Voor de vraag of de GSR effectief te noemen is, geven de onderzoekers aan dat op grond van de beschikbare data een direct verband tussen de aantallen GSR aanvragen en het aantal meldingen of aangiften door curatoren vanwege fraudebestrijding niet mogelijk was. Ook is het effect van de Wet versterking positie curator op de GSR vanwege de korte inwerkingtredingsperiode nog onvoldoende meetbaar en heeft de wetgever geen specifieke prestatienormen bepaald. Wel blijkt dat in 42% van de gevallen de aansprakelijkstelling van bestuurders genoeg opleverde om de gemaakte kosten af te dekken. In andere gevallen zijn de kosten (geheel of gedeeltelijk) door de Staat betaald.

Mogelijke aanpassing aan het Rijkskader

Onderdeel van het Rijkskader voor risicoregelingen is een afweging of een premiestelsel met kostendekkende premie ingevoerd kan worden. Onderzoekers geven aan dat de invoering van een kostendekkende premie past bij de privaatrechtelijke marktgerichte kant van de GSR. De GSR wordt in dat geval een soort verzekering voor wenselijk maar relatief riskant ondernemend handelen. De onderzoekers menen dat er goede redenen zijn om de GSR niet om te vormen. Ten eerste zou het risico dat de GSR vormt voor de rijksfinanciën gering zijn, zowel absoluut als in vergelijking met andere regelingen. Ten tweede zou er geen uitvoerbare premieregeling te ontwerpen zijn. Er is namelijk geen eindgebruiker aan te wijzen en de premie zou zo hoog kunnen uitvallen dat het de doeleinden van de GSR zo goed als te niet zou doen. Ten derde wijzen de onderzoekers op de meer principiële beoordeling of premieheffing ten laste van bepaalde schuldeisers passend is om het toekomstig gebruik van de regeling door anderen te verzekeren.

Mogelijke uitbreiding met vorderingen van een civielrechtelijk bestuursverbod

Voor een uitbreiding van de GSR vanwege de inwerkintreding van de Wet civielrechtelijke bestuursverbod merken onderzoekers op dat het doel van een dergelijk verbod is gericht op preventie door bescherming van het maatschappelijk (handels)verkeer, als voorkomen kan worden dat bepaalde bestuurders actief kunnen blijven. Zo’n actie van de curator leidt wel tot kosten, maar niet tot boedelopbrengsten. Daarnaast is onduidelijk tot hoeveel meer vorderingen van curatoren de uitbreiding van de GSR zou leiden.
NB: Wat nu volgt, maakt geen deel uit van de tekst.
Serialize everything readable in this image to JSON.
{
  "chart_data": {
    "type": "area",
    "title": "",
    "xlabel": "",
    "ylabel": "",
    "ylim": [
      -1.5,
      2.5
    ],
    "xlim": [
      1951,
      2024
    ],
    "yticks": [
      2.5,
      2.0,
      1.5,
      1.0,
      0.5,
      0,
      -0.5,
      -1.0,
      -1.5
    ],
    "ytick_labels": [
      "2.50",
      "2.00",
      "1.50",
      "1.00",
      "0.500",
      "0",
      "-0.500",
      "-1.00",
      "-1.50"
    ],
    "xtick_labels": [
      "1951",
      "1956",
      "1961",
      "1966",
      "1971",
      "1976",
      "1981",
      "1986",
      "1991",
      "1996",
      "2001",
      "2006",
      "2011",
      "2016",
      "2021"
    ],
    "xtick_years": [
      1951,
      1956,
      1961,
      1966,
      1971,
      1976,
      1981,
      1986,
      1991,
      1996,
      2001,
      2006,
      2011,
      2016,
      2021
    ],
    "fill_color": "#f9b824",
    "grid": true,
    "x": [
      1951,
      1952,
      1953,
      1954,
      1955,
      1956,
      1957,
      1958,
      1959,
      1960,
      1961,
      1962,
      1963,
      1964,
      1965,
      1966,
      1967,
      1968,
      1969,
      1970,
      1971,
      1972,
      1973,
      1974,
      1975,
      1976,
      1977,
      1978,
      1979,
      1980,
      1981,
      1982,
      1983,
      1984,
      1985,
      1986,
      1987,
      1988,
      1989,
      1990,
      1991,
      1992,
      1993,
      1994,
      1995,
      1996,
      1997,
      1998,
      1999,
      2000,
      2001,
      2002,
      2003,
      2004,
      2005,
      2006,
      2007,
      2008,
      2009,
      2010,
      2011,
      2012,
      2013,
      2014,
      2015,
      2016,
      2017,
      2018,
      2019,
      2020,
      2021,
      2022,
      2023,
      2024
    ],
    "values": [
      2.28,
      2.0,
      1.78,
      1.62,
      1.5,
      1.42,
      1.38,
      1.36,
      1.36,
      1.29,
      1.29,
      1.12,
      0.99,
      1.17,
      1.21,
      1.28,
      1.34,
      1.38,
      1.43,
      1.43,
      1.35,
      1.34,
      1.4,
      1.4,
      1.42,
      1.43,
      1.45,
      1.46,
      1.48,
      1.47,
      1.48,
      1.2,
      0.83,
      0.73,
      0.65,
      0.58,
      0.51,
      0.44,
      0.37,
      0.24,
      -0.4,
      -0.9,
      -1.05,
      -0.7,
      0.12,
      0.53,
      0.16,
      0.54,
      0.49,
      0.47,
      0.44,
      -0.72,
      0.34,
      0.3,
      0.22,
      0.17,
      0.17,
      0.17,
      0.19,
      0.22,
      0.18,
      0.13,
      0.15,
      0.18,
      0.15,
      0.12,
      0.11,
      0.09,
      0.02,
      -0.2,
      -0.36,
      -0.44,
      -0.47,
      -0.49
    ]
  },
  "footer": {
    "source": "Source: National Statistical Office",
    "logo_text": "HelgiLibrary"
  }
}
De onderzoekers geven de mogelijkheid van een aparte subsidieregeling in overweging.

Mogelijke uitbreiding met de Peeters/Gatzenvorderingen

Hiermee wordt bedoeld dat de curator een garantstelling zou moeten kunnen aanvragen voor het aansprakelijk stellen van een derde op grond van een onrechtmatige daad, waardoor de gezamenlijke schuldeisers zijn benadeeld. In zo’n geval zijn zowel de curator als de schuldeisers bevoegd om deze derde aansprakelijk te stellen. Dit betreft een zogenaamde «Peeters/Gatzen»-vordering4. Het kan gaan om het aansprakelijk stellen van bijvoorbeeld een bank, adviseur of notaris, indien zij medewerking hebben verleend aan transacties tussen de bestuurder en een wederpartij tegen een te lage waarde, waardoor de gezamenlijke schuldeisers zijn gedupeerd. Er zijn volgens de onderzoekers kort gezegd geen redenen om de Peeters/Gatzenvordering niet onder de reikwijdte van de regeling te brengen. Aangezien met dit onderdeel van het onderzoek uitvoering is gegeven aan de motie van het lid Gesthuizen, kom ik daar in het betreffende briefonderdeel (sub 5) op terug.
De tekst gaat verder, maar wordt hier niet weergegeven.